Even more so, can you imagine if your brother claimed to be the Messiah? I mean, I love my brother more than anything, but that’s on a whole other level. A bold move like that would no doubt give me serious cause for concern. Even if I were familiar with Old Testament prophecies and could vouch for the integrity of my sibling, I would have all sorts of questions, namely: Of all the people out there, how could the Messiah be my brother?
I imagine that James, the brother of Jesus, wrestled with a question like this. We aren’t given a substantive origin story for James all in one place, so we have to weave together a few distinct verses like a patchwork quilt to gain a glimpse of the life of this man. We’re told that Jesus had four brothers: James, Joses, Judas, and Simon, and at least two sisters (Mark 6:2–3).

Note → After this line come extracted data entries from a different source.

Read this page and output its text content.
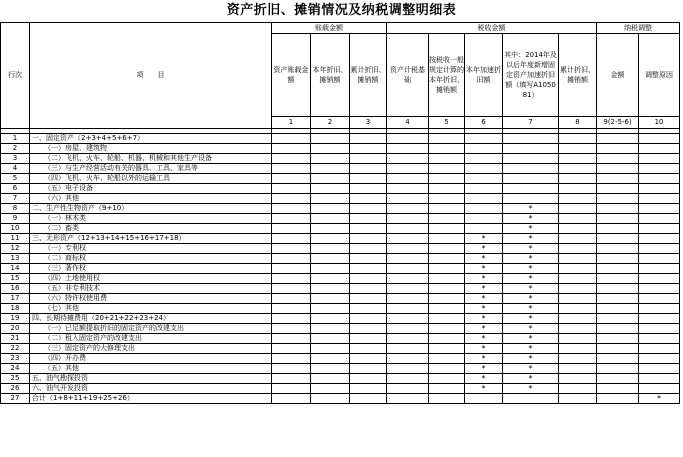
资产折旧、摊销情况及纳税调整明细表
行次	项　　目	账载金额			税收金额					纳税调整	
		资产账载金额	本年折旧、摊销额	累计折旧、摊销额	资产计税基础	按税收一般规定计算的本年折旧、摊销额	本年加速折旧额	其中：2014年及以后年度新增固定资产加速折旧额（填写A105081）	累计折旧、摊销额	金额	调整原因
		1	2	3	4	5	6	7	8	9(2-5-6)	10

1	一、固定资产（2+3+4+5+6+7）										
2	（一）房屋、建筑物										
3	（二）飞机、火车、轮船、机器、机械和其他生产设备										
4	（三）与生产经营活动有关的器具、工具、家具等										
5	（四）飞机、火车、轮船以外的运输工具										
6	（五）电子设备										
7	（六）其他										
8	二、生产性生物资产（9+10）							*			
9	（一）林木类							*			
10	（二）畜类							*			
11	三、无形资产（12+13+14+15+16+17+18）						*	*			
12	（一）专利权						*	*			
13	（二）商标权						*	*			
14	（三）著作权						*	*			
15	（四）土地使用权						*	*			
16	（五）非专利技术						*	*			
17	（六）特许权使用费						*	*			
18	（七）其他						*	*			
19	四、长期待摊费用（20+21+22+23+24）						*	*			
20	（一）已足额提取折旧的固定资产的改建支出						*	*			
21	（二）租入固定资产的改建支出						*	*			
22	（三）固定资产的大修理支出						*	*			
23	（四）开办费						*	*			
24	（五）其他						*	*			
25	五、油气勘探投资						*	*			
26	六、油气开发投资						*	*			
27	合计（1+8+11+19+25+26）										*
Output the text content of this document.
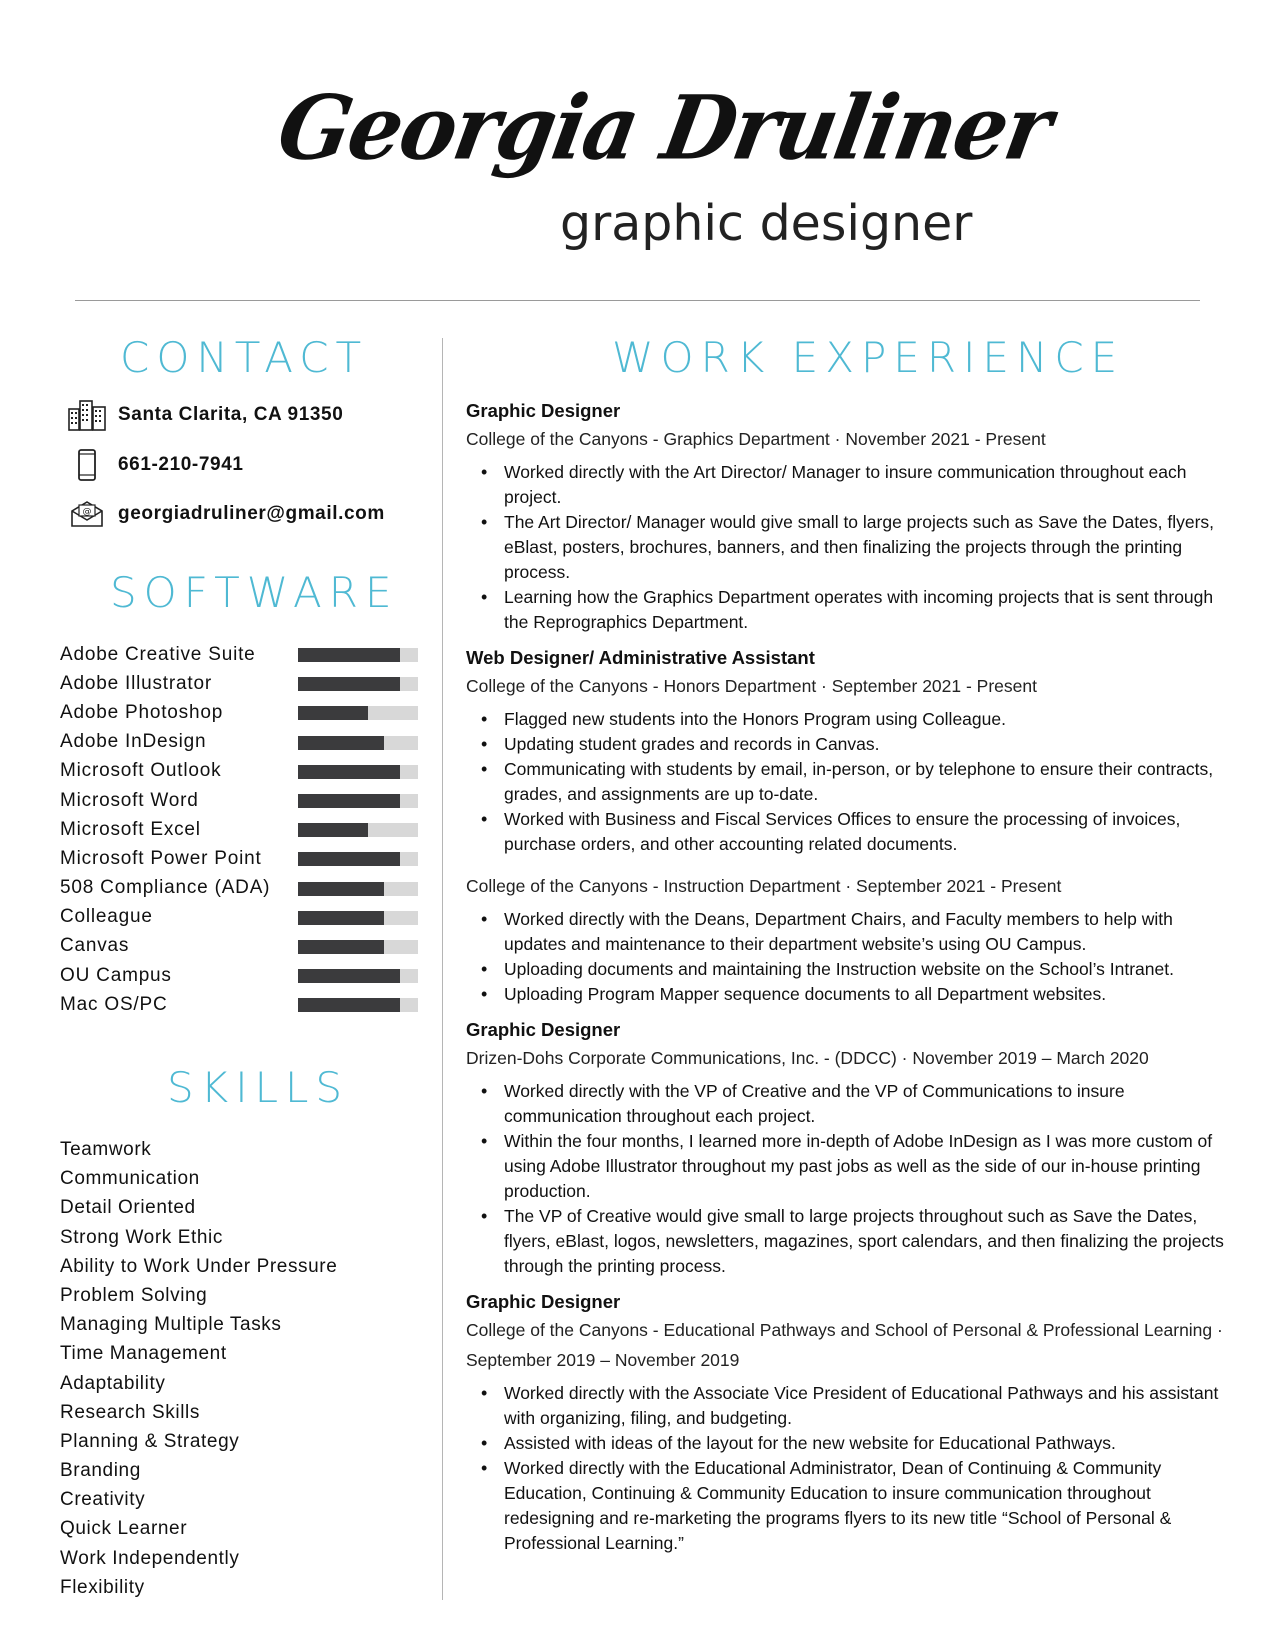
Georgia Druliner
graphic designer
CONTACT
Santa Clarita, CA 91350
661-210-7941
@ georgiadruliner@gmail.com
SOFTWARE
Adobe Creative Suite
Adobe Illustrator
Adobe Photoshop
Adobe InDesign
Microsoft Outlook
Microsoft Word
Microsoft Excel
Microsoft Power Point
508 Compliance (ADA)
Colleague
Canvas
OU Campus
Mac OS/PC
SKILLS
Teamwork
Communication
Detail Oriented
Strong Work Ethic
Ability to Work Under Pressure
Problem Solving
Managing Multiple Tasks
Time Management
Adaptability
Research Skills
Planning & Strategy
Branding
Creativity
Quick Learner
Work Independently
Flexibility
WORK EXPERIENCE
Graphic Designer
College of the Canyons - Graphics Department · November 2021 - Present
• Worked directly with the Art Director/ Manager to insure communication throughout each project.
• The Art Director/ Manager would give small to large projects such as Save the Dates, flyers, eBlast, posters, brochures, banners, and then finalizing the projects through the printing process.
• Learning how the Graphics Department operates with incoming projects that is sent through the Reprographics Department.
Web Designer/ Administrative Assistant
College of the Canyons - Honors Department · September 2021 - Present
• Flagged new students into the Honors Program using Colleague.
• Updating student grades and records in Canvas.
• Communicating with students by email, in-person, or by telephone to ensure their contracts, grades, and assignments are up to-date.
• Worked with Business and Fiscal Services Offices to ensure the processing of invoices, purchase orders, and other accounting related documents.
College of the Canyons - Instruction Department · September 2021 - Present
• Worked directly with the Deans, Department Chairs, and Faculty members to help with updates and maintenance to their department website’s using OU Campus.
• Uploading documents and maintaining the Instruction website on the School’s Intranet.
• Uploading Program Mapper sequence documents to all Department websites.
Graphic Designer
Drizen-Dohs Corporate Communications, Inc. - (DDCC) · November 2019 – March 2020
• Worked directly with the VP of Creative and the VP of Communications to insure communication throughout each project.
• Within the four months, I learned more in-depth of Adobe InDesign as I was more custom of using Adobe Illustrator throughout my past jobs as well as the side of our in-house printing production.
• The VP of Creative would give small to large projects throughout such as Save the Dates, flyers, eBlast, logos, newsletters, magazines, sport calendars, and then finalizing the projects through the printing process.
Graphic Designer
College of the Canyons - Educational Pathways and School of Personal & Professional Learning · September 2019 – November 2019
• Worked directly with the Associate Vice President of Educational Pathways and his assistant with organizing, filing, and budgeting.
• Assisted with ideas of the layout for the new website for Educational Pathways.
• Worked directly with the Educational Administrator, Dean of Continuing & Community Education, Continuing & Community Education to insure communication throughout redesigning and re-marketing the programs flyers to its new title “School of Personal & Professional Learning.”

We know that, after watching his brother attract a following in the synagogues while simultaneously offending the Nazarene crowds, Jesus’s family declared Him to be “out of his mind” and tried to restrain Him (Mark 3:20–21). We know that James and his brothers mocked Jesus, and didn’t believe in Him during His earthly ministry (John 7:1–5).
But then something happens. After His resurrection, Jesus appeared to James (1Corinthians 15:6–7). While Scripture doesn’t give us specific details about this story, it’s evident that at some point after the resurrection, James became a convert and disciple of Jesus. I imagine that after experiencing the trauma of having a brother crucified and buried, you start to listen to what He has to say after His lungs are filled with life again.
James became a leader of the church in Jerusalem (Acts 15:13–29; Galatians 1:18–19). He wrote the book of James—and in it, he says, “Everyone should be quick to listen, slow to speak, and slow to anger” (James 1:19). More than any other New Testament book, the teachings that fill these pages mirror the teachings of Jesus and His signature Sermon on the Mount (Matthew 5–7). And it makes sense that Jesus would have influenced James’s communication and storytelling techniques. They were brothers, after all.
Before Jesus’s death, James didn’t understand Jesus and His ministry. But after bearing witness to His sacrificial death and resurrection, he was changed forever.